1921年5月15日の1921年イタリア総選挙(英語版)では与党の統一会派としてイタリア自由党、イタリア社会民主党(英語版)、イタリア・ナショナリスト協会による国民ブロックが結党され、ジョリッティ政権の仲介でムッソリーニのイタリア戦闘者ファッシも国民ブロックに参加した[94]。国民ブロックは全体票の19.1%となる約126万票を獲得する勝利を得て、第1党のイタリア社会党と第2党のイタリア人民党に続いて第3党となり、自身もミラノ選挙区で当選した。議会では代議院の535議席中105議席を与えられ、そのうちの35議席が自身を含めたファシスト運動に賛意を示す議員であり、20議席がファシズムに理解を示すナショナリスト協会出身であった。ファシズム派が多数を占めた国民ブロックはやがてムッソリーニの支持基盤として機能していくことになる。また各加盟政党は国民ブロックとは別に単独擁立した候補も出馬させており、双方を合わせて与党連合は半数を超える275議席を確保した[101]。ジョリッティは選挙勝利から2か月後の7月に首相職を勇退した為、国庫大臣を務めていたイヴァノエ・ボノーミが政権を引き継いだ[101]
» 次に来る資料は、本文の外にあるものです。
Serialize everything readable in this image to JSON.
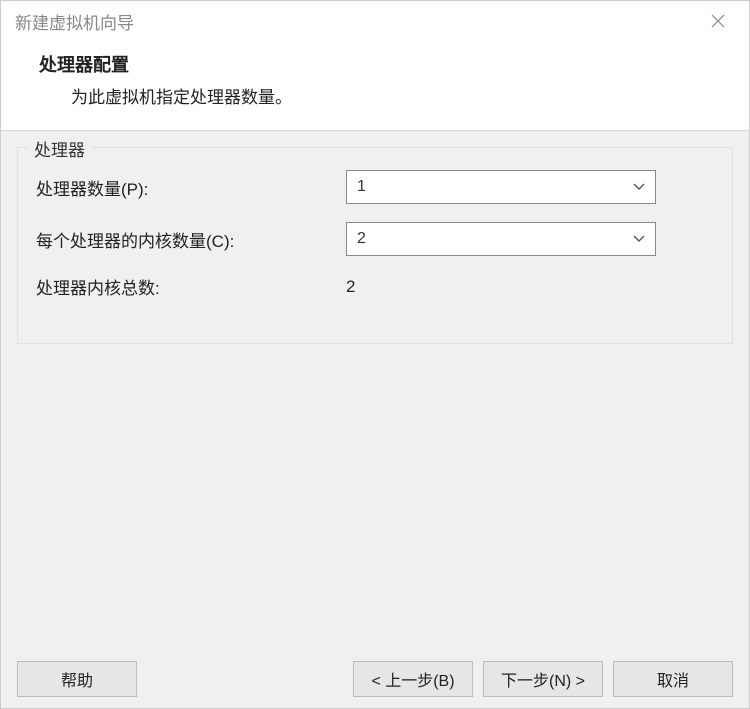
{
  "window": {
    "title": "新建虚拟机向导"
  },
  "header": {
    "title": "处理器配置",
    "subtitle": "为此虚拟机指定处理器数量。"
  },
  "group": {
    "legend": "处理器",
    "rows": {
      "procCount": {
        "label": "处理器数量(P):",
        "value": "1"
      },
      "coresPer": {
        "label": "每个处理器的内核数量(C):",
        "value": "2"
      },
      "totalCores": {
        "label": "处理器内核总数:",
        "value": "2"
      }
    }
  },
  "buttons": {
    "help": "帮助",
    "back": "< 上一步(B)",
    "next": "下一步(N) >",
    "cancel": "取消"
  }
}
国政に進出したムッソリーニは退役兵・民兵団体の緩やかな連合体であったイタリア戦闘者ファッシを正式に政党化すべく組織再編を進め、またリグリア州で大規模な官憲による行動隊への取り締まりが行われたことから合法路線に転じ、主敵であった社会党とも和解交渉を進めていった[94]。同時に共和主義をファシズムの政治理論から排除し、王政維持を認めるなど穏健化も進めていった[94]。しかし集権化と対話路線はイタロ・バルボなど各民兵団体を代表するファシスト運動の「地方指導者」(ラス、Ras)からの猛反発を受けた。彼らはまだムッソリーニを絶対的指導者とは認めず、また穏健路線や修正主義にも不満であった。一時はファシスト運動が空中分解する可能性もあったが、ムッソリーニが指導者の地位を自ら退く行動に出ると誰も運動を取りまとめることができず、結局は地方指導者たちがムッソリーニの復帰を嘆願する結末となった。

最高指導者としての担当能力を示す駆け引きによって地方の指導者層を抑え、1921年11月9日ローマアウグストゥス廟前で開かれた全国大会で「イタリア戦闘者ファッシ」を「国家ファシスト党」(PNF)へ発展的に解散することを宣言した。